Many savers might scoff at the Pension Lifetime Allowance and dismiss it as a problem for rich people. Indeed, the idea of the £1 million limit does seem like something that’s not really for most of us to worry about. Yet, given the length of time we spend saving for retirement and the help we get from our workplace, you might be surprised when you do some sums.
It’s strange to me that so many people worry so much about Inheritance Tax, something that actually only around 5% of estates end up paying, when the lifetime allowance is looming and far more likely to affect you.
Consider this. You start saving into a pension at age 25. Under auto-enrolment, 8% of your £30,000 salary goes into your workplace pension – that’s £200 a month. And before you moan that 8% is too much, firstly it’s the current minimum and secondly, remember 3% of that comes from your employer and 1% effectively comes from the government through tax relief. So, actual cost to you: £100 a month.
If you increase your contribution by 5% a year – so that's £200 a month in year one, £210 in year two etc – and your investments return 6% a year every year until you retire at the ripe old age of 68. Well, you’ve passed the limit. Welcome to tax bill land. See? And all that time you were worrying about IHT.
So how do you avoid being lumped with a fat tax bill when all you want to do is retire? As you notice your pot creeping closer to the limit, you might prioritise using your Isa allowance over your pension, but there are also protections which might kick in to help you. Like other hideously complicated areas of finance, where getting it wrong can leave you out of pocket, this is definitely one of those times when a financial adviser can help.
Growth Over Income
We know you love dividends. We know because you like to read our monthly update of top dividend-paying stocks, because you enjoy our articles about how to invest for income, and you like to hear from your favourite income fund managers.
But why are so many investors obsessed with income? Because the truth is, that for anyone in the accumulation stage of their investment journey (i.e. you’re not yet retired and taking an income from your savings pot), it’s growth you should be thinking about.

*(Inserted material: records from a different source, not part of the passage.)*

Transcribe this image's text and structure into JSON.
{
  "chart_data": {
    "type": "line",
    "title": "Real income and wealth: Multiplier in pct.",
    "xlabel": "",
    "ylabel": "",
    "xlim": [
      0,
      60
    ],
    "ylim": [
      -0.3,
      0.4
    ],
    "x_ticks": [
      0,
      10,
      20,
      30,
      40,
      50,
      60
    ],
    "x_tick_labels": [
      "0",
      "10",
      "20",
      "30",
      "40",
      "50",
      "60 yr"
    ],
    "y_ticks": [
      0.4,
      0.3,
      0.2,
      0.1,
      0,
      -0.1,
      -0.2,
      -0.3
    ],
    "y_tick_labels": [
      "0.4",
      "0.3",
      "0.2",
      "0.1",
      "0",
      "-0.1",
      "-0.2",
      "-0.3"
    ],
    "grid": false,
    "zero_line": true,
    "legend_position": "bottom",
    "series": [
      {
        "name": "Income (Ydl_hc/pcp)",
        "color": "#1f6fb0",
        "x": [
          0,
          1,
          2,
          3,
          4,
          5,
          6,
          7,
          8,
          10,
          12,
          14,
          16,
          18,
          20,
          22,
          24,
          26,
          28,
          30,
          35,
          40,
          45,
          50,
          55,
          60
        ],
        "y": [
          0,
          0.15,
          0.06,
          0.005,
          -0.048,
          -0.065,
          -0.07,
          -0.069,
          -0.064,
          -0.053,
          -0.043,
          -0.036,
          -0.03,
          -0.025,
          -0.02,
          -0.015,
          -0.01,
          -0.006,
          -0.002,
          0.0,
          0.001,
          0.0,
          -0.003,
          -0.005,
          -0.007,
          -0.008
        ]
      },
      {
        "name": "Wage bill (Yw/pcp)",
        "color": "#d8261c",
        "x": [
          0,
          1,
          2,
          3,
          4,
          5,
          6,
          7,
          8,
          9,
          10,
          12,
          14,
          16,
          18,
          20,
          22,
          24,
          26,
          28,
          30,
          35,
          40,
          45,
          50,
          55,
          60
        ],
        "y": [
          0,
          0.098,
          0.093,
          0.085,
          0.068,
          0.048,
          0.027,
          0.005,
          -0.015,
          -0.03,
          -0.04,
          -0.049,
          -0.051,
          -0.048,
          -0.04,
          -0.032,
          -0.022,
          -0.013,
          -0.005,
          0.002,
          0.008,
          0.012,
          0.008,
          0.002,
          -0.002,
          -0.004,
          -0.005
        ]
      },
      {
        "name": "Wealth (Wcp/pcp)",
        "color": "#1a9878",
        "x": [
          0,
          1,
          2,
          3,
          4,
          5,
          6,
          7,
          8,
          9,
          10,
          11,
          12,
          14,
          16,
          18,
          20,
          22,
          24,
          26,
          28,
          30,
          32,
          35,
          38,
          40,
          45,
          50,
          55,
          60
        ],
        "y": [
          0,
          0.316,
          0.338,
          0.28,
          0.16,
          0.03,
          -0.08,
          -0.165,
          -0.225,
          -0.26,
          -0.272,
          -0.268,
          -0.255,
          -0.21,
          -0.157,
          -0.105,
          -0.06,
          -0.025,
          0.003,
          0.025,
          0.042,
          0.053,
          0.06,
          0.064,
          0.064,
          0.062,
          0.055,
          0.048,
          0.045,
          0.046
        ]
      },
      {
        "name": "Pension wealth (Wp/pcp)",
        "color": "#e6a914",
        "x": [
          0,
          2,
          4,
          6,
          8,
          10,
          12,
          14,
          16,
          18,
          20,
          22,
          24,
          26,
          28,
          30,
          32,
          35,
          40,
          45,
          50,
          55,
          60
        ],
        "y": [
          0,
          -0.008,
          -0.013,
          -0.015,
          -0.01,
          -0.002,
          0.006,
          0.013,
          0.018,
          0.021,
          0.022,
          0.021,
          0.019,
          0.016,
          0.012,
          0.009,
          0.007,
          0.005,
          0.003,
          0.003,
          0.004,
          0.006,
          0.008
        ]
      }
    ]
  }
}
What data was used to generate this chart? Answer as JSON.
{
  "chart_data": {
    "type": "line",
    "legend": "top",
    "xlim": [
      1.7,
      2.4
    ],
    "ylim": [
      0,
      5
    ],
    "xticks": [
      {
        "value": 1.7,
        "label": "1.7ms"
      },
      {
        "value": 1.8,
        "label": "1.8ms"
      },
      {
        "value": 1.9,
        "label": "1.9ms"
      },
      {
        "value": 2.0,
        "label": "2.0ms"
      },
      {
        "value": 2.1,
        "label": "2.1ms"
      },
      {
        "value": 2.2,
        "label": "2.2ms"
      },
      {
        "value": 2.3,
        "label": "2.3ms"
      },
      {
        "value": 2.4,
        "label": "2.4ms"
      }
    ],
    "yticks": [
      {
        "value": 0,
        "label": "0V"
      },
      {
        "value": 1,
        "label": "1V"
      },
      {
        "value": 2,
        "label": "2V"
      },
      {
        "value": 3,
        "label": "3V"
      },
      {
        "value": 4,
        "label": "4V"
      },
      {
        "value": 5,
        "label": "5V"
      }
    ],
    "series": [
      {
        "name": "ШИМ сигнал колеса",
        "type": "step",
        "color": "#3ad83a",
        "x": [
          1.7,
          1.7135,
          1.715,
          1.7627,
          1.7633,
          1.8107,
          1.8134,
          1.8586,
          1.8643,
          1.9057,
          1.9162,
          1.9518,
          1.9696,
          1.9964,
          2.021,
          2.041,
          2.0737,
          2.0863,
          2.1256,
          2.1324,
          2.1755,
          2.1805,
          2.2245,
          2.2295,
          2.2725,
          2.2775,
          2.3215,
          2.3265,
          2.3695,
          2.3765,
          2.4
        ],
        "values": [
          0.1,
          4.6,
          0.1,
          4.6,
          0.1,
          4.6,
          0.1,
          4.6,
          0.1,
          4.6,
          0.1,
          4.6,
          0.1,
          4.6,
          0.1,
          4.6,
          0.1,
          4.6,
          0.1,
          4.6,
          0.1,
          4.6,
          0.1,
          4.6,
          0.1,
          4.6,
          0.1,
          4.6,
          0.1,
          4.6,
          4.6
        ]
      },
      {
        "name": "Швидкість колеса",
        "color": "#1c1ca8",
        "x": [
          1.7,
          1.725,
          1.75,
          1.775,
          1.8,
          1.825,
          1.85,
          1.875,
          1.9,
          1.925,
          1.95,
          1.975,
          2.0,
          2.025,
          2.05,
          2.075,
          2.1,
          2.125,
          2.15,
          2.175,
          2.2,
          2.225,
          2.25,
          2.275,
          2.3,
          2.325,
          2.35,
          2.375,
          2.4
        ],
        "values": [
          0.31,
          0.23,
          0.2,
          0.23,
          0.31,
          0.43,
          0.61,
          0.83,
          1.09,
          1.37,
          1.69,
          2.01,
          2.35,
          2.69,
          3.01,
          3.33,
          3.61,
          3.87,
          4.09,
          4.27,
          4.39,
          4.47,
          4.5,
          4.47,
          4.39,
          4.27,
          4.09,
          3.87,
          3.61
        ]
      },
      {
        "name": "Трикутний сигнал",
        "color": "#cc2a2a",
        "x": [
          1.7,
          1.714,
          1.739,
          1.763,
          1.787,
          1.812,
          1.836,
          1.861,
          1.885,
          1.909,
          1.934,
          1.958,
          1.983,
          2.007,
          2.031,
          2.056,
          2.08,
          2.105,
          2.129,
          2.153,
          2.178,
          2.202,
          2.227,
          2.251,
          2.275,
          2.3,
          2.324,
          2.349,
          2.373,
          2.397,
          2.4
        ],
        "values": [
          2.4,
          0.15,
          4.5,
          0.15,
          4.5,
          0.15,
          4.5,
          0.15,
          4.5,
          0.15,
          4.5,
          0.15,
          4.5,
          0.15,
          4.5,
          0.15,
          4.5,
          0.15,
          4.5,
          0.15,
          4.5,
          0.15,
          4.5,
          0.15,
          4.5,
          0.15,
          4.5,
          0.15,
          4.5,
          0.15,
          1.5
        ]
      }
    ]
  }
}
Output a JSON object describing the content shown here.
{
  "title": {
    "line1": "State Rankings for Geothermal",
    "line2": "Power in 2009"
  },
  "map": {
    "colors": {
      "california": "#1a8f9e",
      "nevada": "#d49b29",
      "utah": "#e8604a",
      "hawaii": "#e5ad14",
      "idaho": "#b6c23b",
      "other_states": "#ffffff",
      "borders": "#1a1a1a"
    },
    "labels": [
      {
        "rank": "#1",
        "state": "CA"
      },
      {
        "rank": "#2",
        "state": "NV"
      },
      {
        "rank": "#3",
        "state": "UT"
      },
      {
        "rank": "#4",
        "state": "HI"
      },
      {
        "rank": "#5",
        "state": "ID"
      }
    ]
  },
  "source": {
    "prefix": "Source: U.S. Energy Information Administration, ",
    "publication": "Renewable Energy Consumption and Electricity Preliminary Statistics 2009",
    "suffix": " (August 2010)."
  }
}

This week we dared to give you six reasons to consider ditching dividends, or at least moving them down your priority list. Now, before you hit the “unsubscribe” button, I’m not saying you should avoid dividends or that they’re bad – I’m just saying they’re not the be all and end all of investing. Assets like infrastructure and renewable energy can supply an income if you need it and top-slicing is often underestimated as it puts you in charge of paying your own income from your profits. Dividends are just one tool in an investors’ income kit, but they’re not the only one.
Markets and Marriages
It’s crazy to think that it’s been over a year since we started to feel the effects of the Covid-19 pandemic. It was in February 2020 that stock markets started to get very jittery about the fallout from this as-yet-barely-understood virus. I can hardly believe I’m now in my 12th month of working from home (or that my husband and I are still on speaking terms).
So I was interested to hear the reflections from my colleague Christine Benz this week of what we’ve learned – if anything – from this experience. I think the main shock for many people, and particularly those who have only joined the investment party in recent years, is just how quickly the market can sell-off and also how quickly it can bounce back.
Many people may have been surprised to see how little the movements of the market often have to do what’s happening in the world around us – to see it rise and rise, as the outlook for our health and our economy gets worse and worse.
I hope that no investors have been left too scarred by the turmoil of the markets. As Benz and my colleague Ben Johnson both point out, anyone who stayed the course last year was well-rewarded. And if your investments have worked out better than your stay-at-home-with-the-husband, at least you can use those returns to put up some kind of partition in the house. That's one reason to stay in the market that no-one ever talks about.